Rolling on the river Left a good job in the city I was working for the man every night and day And I didn't miss a minute of sleeping Cos I was worrying about the way things might have been You know the big wheels keep on turning Here we go! Proud Mary keep on burning Cos we're rolling, rolling Rolling on the river Rolling, whoo! Rolling, whoo! Rolling on the river Really nice to see you.
You'll never get rid of us.
- Thank you so much for coming.
- Thank you.
The food was delicious.
Where's your coat? - I'm gonna stay here for a bit so you two head back together, yeah? - What? I'll bring your bag.
Aine has my key to let you in.
Er But h-how will we find the train station? - We'll be grand if you draw us a map.
- No, you'll be grand because you have phones and you're not five years old.
- Right.
- Right.
- Bye, see you back at your place.
- Love you.
- Love you too.
I really do.
- It's been lovely.
- Are you pissed off with me? - I'm not pissed off with you.
- No tears, hmm? - Thank you for a lovely day.
- Bye! Your singing was really good.
Shouldn't have said to Shona about having kids.
You shouldn't have been so narky cos some old fella never texted you.

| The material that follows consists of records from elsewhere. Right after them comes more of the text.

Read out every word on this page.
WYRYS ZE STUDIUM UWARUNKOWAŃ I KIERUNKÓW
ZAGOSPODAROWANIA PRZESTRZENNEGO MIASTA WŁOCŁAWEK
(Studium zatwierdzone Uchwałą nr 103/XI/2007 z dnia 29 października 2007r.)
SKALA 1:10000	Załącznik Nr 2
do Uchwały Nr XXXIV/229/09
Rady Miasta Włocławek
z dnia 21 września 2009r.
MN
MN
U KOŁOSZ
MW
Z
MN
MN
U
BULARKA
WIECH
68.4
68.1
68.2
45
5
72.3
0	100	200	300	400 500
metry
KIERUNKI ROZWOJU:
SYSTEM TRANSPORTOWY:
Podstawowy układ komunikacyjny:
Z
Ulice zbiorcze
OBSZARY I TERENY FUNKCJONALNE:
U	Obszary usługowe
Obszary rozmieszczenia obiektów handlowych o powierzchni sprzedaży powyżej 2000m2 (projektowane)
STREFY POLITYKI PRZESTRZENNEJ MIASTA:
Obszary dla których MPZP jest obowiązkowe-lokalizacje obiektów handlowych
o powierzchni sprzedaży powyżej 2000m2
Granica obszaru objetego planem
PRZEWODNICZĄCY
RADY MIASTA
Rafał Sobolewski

I work for him so just try and hurry up, we're gonna miss this train.
Excuse me, that's my mother! - Sorry.
- She's disabled.
Jesus! - Sorry.
- Christ! Mam, stop, you all right? And you did love coming to set with me.
All those things I did.
Like wearing those stupid hats.
That's what paid for your drama classes and Shona's riding lessons - and all those Ad-eedas shoes.
- Adidas.
Adidas shoes.
I was just trying to do my best.
Yeah, well, your best didn't work cos look at me.

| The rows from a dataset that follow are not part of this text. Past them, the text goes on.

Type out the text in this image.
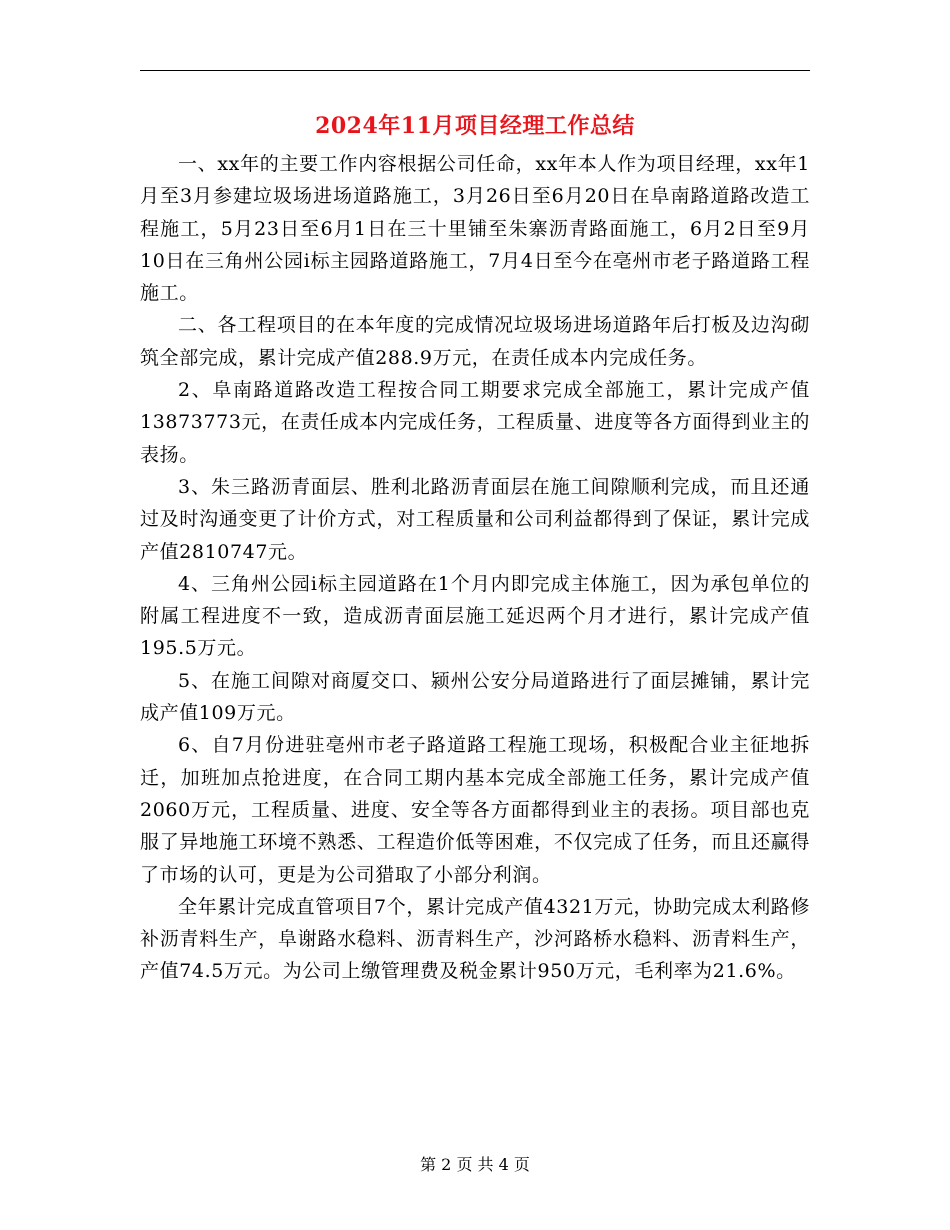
2024年11月项目经理工作总结

一、xx年的主要工作内容根据公司任命，xx年本人作为项目经理，xx年1月至3月参建垃圾场进场道路施工，3月26日至6月20日在阜南路道路改造工程施工，5月23日至6月1日在三十里铺至朱寨沥青路面施工，6月2日至9月10日在三角州公园i标主园路道路施工，7月4日至今在亳州市老子路道路工程施工。

二、各工程项目的在本年度的完成情况垃圾场进场道路年后打板及边沟砌筑全部完成，累计完成产值288.9万元，在责任成本内完成任务。

2、阜南路道路改造工程按合同工期要求完成全部施工，累计完成产值13873773元，在责任成本内完成任务，工程质量、进度等各方面得到业主的表扬。

3、朱三路沥青面层、胜利北路沥青面层在施工间隙顺利完成，而且还通过及时沟通变更了计价方式，对工程质量和公司利益都得到了保证，累计完成产值2810747元。

4、三角州公园i标主园道路在1个月内即完成主体施工，因为承包单位的附属工程进度不一致，造成沥青面层施工延迟两个月才进行，累计完成产值195.5万元。

5、在施工间隙对商厦交口、颍州公安分局道路进行了面层摊铺，累计完成产值109万元。

6、自7月份进驻亳州市老子路道路工程施工现场，积极配合业主征地拆迁，加班加点抢进度，在合同工期内基本完成全部施工任务，累计完成产值2060万元，工程质量、进度、安全等各方面都得到业主的表扬。项目部也克服了异地施工环境不熟悉、工程造价低等困难，不仅完成了任务，而且还赢得了市场的认可，更是为公司猎取了小部分利润。

全年累计完成直管项目7个，累计完成产值4321万元，协助完成太利路修补沥青料生产，阜谢路水稳料、沥青料生产，沙河路桥水稳料、沥青料生产，产值74.5万元。为公司上缴管理费及税金累计950万元，毛利率为21.6%。

第 2 页 共 4 页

Why you so angry all the time? - What have I done? I didn't do anything.
- Exactly, Mammy! Exactly! - You didn't do anything.
- What are you on about? - You didn't come and get me.

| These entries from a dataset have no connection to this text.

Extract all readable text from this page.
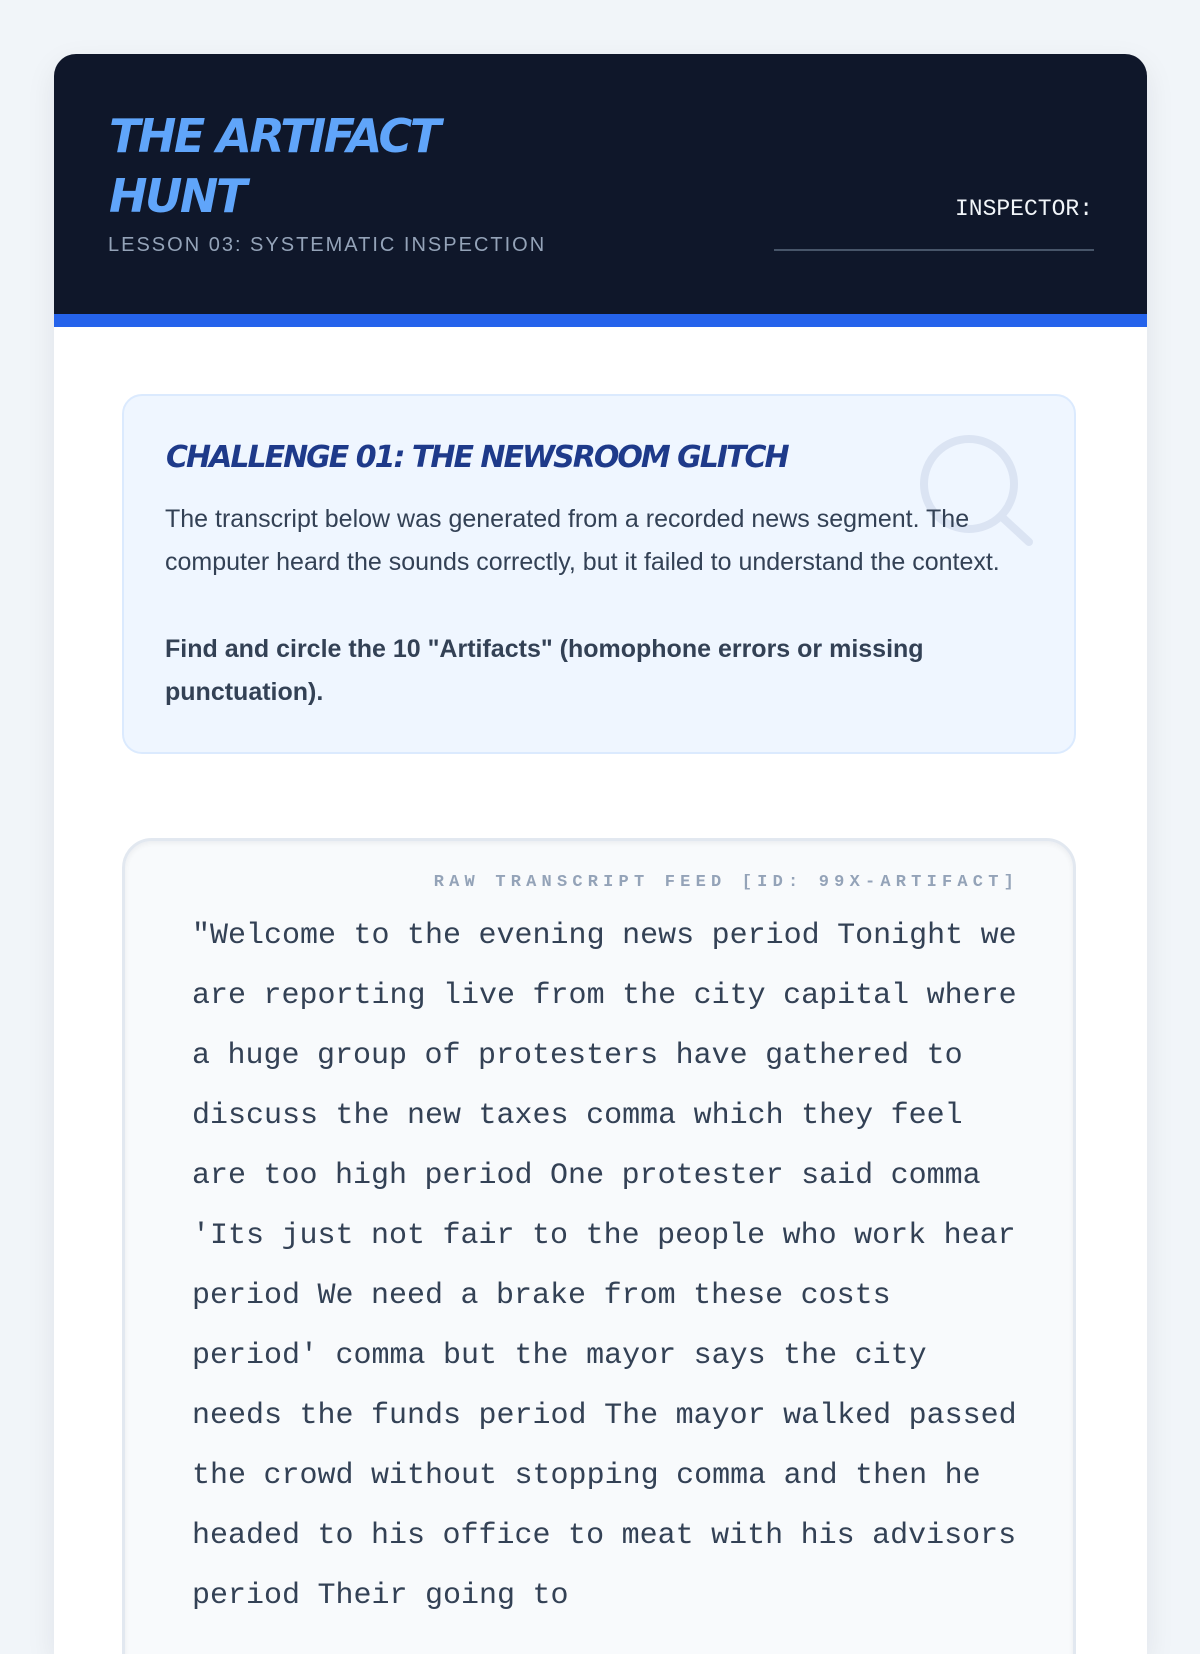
THE ARTIFACT HUNT

LESSON 03: SYSTEMATIC INSPECTION

INSPECTOR:
CHALLENGE 01: THE NEWSROOM GLITCH

The transcript below was generated from a recorded news segment. The computer heard the sounds correctly, but it failed to understand the context.

Find and circle the 10 "Artifacts" (homophone errors or missing punctuation).

RAW TRANSCRIPT FEED [ID: 99X-ARTIFACT]

"Welcome to the evening news period Tonight we are reporting live from the city capital where a huge group of protesters have gathered to discuss the new taxes comma which they feel are too high period One protester said comma 'Its just not fair to the people who work hear period We need a brake from these costs period' comma but the mayor says the city needs the funds period The mayor walked passed the crowd without stopping comma and then he headed to his office to meat with his advisors period Their going to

- Come and get you? - Yes.
What? I wanted you to come and get me, Mammy.
I wanted you to come down to that place and take me out of there.
And take me home and make me better.
Those people in there knew what they were doing.
What help would I have been? You're my mammy, that's why! I just wanted you to try.
Instead of all this all this pretence, like I'm fine, like everything's fine, like it's grand.
- Like she broke her leg.
- That's what you told me to say.
Only to family if they asked me where I was.
I was so alone, Mammy.
You've no idea.
- Oh, I have an idea, believe you me.
I know.
- Oh, really? - Oh yeah, what, was bingo difficult one night? - I bloody know.
I left Shona.
When she was born, I left her.
For three months I left her because I didn't want her.
Mam.
I just I just couldn't.
I'm sorry, Mam.
- But you are brilliant.
- Oh - You are.
And why wouldn't you be brilliant? You're my daughter.
I just want you to find someone who'll make you see that.
Mammy, a man isn't gonna fix me.
No.
- Bit of sex'd be nice.
- Oh, God, yuck, don't.
Oh and if you tell Shona I left her I'll kill you.
And Well, could you just ring me sometimes.
You have to work out how to use FaceTime.
The top of your head -- It's very lonely, Aine.
Most of my friends, half of them are dead.
Did you kill them? Only Louise Gallagher because she was so fucking annoying! - Oh, my God, Mammy, he texted back.
- Go on, what did he say? Wait a minute.
"Ha ha.
" That's a bit of an anticlimax.
Jesus.
You have to be careful with men.
They don't always get jokes.
No.
Also annoyingly Shona didn't get us return tickets.
- What? - Don't worry, I'll get them.
No, I'm getting the tickets.
- No, you're disabled so it'll be half price.
- I am not disabled.
I am getting both tickets and they will both be full fares.